Nowadays, under the background of the Sino-US trade war, the policy has shifted and the “white list” has begun to open to foreign-funded enterprises.

In the new white list, Samsung Huanxin (Xi'an) Power Battery Co., Ltd., Nanjing Lejin Chemical New Energy Battery Co., Ltd. (lg Chemical), Beijing Electronic Control Aisi Technology Co., Ltd. (sk) and other three Korean companies were finally selected. They immediately restarted their business in China.

On November 29 this year, the second phase of the new plant of Samsung Huanxin Power Battery was started in Xi'an. After the project is completed, the annual production capacity will reach 60 million pieces. It is estimated that the newly added sales revenue will reach 12 billion yuan.

Under the New Deal, the cost of power batteries in countries such as Japan and South Korea will be further reduced.

In contrast, the cost of China's power battery companies remains high.An analysis report by UBS shows that the cost of Ningde era is higher than that of Panasonic by more than 35%, and the cost of lg chemistry and Samsung sdi is also lower than that of Ningde.

Although China's power battery companies will face international competition sooner or later, the regulatory authorities will issue a new deal to make them unprepared.

At present, Ningde era and BYD have combined to occupy more than 60% of the Chinese market, and domestic growth space is not large.Going overseas is an inevitable choice for finding new growth points.
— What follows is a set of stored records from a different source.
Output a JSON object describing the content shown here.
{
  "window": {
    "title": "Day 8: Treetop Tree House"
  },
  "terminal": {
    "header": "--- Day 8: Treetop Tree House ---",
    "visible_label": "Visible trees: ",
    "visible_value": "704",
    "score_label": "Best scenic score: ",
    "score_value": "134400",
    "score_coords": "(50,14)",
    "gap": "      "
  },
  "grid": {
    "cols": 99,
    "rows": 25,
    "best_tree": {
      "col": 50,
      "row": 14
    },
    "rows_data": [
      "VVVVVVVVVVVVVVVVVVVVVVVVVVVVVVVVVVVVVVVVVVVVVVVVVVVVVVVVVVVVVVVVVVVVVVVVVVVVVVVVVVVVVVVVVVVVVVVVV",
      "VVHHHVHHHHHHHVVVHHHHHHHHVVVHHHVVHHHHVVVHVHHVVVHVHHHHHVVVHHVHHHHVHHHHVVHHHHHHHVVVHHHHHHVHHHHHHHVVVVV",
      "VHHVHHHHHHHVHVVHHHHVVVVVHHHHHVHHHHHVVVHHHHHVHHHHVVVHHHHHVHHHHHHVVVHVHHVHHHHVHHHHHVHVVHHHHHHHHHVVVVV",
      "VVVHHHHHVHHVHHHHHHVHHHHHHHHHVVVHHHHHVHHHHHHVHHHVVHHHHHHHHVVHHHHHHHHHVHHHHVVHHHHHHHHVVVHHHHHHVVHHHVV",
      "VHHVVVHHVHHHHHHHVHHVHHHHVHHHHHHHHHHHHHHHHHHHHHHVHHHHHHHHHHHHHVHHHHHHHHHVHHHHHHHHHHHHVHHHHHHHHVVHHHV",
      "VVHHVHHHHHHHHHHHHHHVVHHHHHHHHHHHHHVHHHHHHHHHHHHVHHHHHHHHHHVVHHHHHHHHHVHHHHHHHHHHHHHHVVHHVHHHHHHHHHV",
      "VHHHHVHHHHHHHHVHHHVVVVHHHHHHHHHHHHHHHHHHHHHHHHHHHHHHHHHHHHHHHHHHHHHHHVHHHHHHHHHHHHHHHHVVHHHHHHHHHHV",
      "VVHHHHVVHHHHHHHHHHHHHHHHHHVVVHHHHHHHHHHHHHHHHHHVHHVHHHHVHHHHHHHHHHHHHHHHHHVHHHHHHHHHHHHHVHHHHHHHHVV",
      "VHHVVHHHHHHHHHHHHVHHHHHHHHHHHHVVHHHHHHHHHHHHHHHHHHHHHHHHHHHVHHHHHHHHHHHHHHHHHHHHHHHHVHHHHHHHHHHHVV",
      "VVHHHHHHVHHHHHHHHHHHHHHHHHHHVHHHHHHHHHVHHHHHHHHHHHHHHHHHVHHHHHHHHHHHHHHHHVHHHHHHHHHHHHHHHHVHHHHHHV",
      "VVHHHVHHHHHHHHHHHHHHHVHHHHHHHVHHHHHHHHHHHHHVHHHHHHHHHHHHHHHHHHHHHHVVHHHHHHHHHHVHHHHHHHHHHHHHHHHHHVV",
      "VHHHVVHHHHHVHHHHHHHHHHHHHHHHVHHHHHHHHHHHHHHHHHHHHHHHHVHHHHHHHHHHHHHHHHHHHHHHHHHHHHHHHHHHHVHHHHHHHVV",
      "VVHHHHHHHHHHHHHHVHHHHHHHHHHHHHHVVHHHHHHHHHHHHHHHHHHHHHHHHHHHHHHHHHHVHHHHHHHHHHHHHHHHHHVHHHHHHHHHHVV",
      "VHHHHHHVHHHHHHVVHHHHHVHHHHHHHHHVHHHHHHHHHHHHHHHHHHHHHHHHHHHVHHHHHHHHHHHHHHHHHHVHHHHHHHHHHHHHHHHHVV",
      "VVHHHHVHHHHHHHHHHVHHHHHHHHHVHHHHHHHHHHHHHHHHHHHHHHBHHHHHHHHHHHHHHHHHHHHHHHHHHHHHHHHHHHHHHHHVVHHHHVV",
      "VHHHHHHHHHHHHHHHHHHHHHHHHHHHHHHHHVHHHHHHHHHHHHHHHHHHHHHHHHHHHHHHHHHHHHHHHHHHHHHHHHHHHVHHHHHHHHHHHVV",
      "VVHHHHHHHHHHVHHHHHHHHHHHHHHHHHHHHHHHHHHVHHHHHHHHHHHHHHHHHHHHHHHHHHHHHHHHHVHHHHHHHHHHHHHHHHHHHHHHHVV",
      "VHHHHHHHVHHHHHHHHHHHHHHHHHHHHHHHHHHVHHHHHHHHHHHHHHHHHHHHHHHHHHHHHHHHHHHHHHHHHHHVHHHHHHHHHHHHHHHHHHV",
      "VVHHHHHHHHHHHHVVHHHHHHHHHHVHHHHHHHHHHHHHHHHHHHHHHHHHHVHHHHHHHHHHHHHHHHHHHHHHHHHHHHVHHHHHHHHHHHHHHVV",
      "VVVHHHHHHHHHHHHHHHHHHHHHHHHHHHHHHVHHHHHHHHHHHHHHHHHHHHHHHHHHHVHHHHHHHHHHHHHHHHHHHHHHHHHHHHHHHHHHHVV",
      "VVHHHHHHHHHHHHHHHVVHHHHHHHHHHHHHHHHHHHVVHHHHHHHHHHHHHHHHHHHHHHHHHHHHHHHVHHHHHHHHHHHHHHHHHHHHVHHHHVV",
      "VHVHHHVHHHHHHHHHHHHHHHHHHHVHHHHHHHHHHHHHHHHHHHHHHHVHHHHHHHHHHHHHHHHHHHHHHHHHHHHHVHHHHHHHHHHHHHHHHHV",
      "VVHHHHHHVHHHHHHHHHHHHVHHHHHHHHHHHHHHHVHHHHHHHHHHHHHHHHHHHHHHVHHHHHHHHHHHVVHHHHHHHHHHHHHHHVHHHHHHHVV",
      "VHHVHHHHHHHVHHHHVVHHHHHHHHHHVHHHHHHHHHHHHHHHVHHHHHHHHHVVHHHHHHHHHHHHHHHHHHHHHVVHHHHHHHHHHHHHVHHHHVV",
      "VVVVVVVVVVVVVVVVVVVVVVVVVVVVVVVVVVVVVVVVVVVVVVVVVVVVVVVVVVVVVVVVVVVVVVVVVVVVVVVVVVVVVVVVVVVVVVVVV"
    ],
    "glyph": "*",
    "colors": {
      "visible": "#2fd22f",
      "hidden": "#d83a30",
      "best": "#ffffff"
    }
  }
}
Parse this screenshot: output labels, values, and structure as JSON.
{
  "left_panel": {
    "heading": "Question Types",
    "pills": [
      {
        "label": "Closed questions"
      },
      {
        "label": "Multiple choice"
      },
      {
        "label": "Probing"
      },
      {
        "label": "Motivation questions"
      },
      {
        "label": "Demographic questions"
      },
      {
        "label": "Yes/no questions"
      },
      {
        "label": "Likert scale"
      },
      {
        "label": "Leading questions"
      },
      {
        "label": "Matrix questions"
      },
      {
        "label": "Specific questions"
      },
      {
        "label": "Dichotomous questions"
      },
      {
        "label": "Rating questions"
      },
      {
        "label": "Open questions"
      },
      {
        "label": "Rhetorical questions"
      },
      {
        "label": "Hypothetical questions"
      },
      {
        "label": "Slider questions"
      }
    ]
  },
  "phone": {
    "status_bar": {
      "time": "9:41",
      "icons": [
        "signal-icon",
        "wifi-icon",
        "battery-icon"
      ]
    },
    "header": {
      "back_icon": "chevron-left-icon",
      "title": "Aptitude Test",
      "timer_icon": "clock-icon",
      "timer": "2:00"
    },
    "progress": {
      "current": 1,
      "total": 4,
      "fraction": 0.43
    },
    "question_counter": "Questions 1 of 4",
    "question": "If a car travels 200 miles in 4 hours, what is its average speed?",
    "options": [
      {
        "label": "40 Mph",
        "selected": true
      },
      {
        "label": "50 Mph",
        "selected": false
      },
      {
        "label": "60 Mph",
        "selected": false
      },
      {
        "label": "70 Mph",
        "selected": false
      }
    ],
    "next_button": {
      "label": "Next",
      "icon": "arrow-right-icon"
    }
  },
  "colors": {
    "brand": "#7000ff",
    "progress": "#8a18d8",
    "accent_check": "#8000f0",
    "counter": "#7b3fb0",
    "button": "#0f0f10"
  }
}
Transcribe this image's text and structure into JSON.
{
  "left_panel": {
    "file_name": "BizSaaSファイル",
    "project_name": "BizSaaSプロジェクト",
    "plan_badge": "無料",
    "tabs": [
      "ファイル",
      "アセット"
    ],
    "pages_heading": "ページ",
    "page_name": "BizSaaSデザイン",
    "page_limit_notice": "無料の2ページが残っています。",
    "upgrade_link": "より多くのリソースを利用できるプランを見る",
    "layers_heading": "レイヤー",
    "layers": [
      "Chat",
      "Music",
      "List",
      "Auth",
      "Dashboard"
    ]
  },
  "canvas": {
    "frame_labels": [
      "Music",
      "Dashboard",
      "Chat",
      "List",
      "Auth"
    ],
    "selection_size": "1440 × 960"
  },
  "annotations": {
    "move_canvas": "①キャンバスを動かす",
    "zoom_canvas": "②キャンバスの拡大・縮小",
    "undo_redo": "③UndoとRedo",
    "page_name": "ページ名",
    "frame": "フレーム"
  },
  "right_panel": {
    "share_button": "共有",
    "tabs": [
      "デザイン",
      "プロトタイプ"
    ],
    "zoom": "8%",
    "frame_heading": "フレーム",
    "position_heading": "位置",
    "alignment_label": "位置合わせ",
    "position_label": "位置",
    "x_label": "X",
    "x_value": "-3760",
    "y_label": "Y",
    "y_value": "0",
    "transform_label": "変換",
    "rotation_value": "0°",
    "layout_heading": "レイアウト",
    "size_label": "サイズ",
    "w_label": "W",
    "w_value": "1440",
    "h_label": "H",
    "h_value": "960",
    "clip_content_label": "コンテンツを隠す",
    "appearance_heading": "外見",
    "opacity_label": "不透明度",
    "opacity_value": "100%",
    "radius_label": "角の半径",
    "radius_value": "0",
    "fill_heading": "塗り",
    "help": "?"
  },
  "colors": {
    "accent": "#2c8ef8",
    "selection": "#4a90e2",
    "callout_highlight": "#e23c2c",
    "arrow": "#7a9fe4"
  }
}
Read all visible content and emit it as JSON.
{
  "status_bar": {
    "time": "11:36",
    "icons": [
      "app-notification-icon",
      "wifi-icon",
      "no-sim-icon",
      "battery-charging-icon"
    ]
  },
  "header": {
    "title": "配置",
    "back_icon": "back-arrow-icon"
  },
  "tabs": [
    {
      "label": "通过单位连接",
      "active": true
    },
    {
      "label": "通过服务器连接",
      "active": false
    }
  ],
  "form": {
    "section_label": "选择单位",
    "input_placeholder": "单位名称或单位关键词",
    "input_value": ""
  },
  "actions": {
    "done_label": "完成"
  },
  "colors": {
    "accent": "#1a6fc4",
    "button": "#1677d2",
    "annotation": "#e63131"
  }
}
In the first three years, policy protection has allowed local companies to rise.But now, they need to join the international competition in a more independent way.This year, changes in government policies have been in line with this new situation.

The cost of power batteries accounts for almost half of the cost of electric vehicles.The provisional tax rate for the import of lithium-ion battery cells for new energy vehicles has been lifted, and the regulatory authorities have worked hard – in the long run, this will force the price of new energy vehicles to fall.

After many years of support, the regulatory authorities suddenly decided not to “capture”. How will China Power Battery Company compete in the face of the returning foreign giants?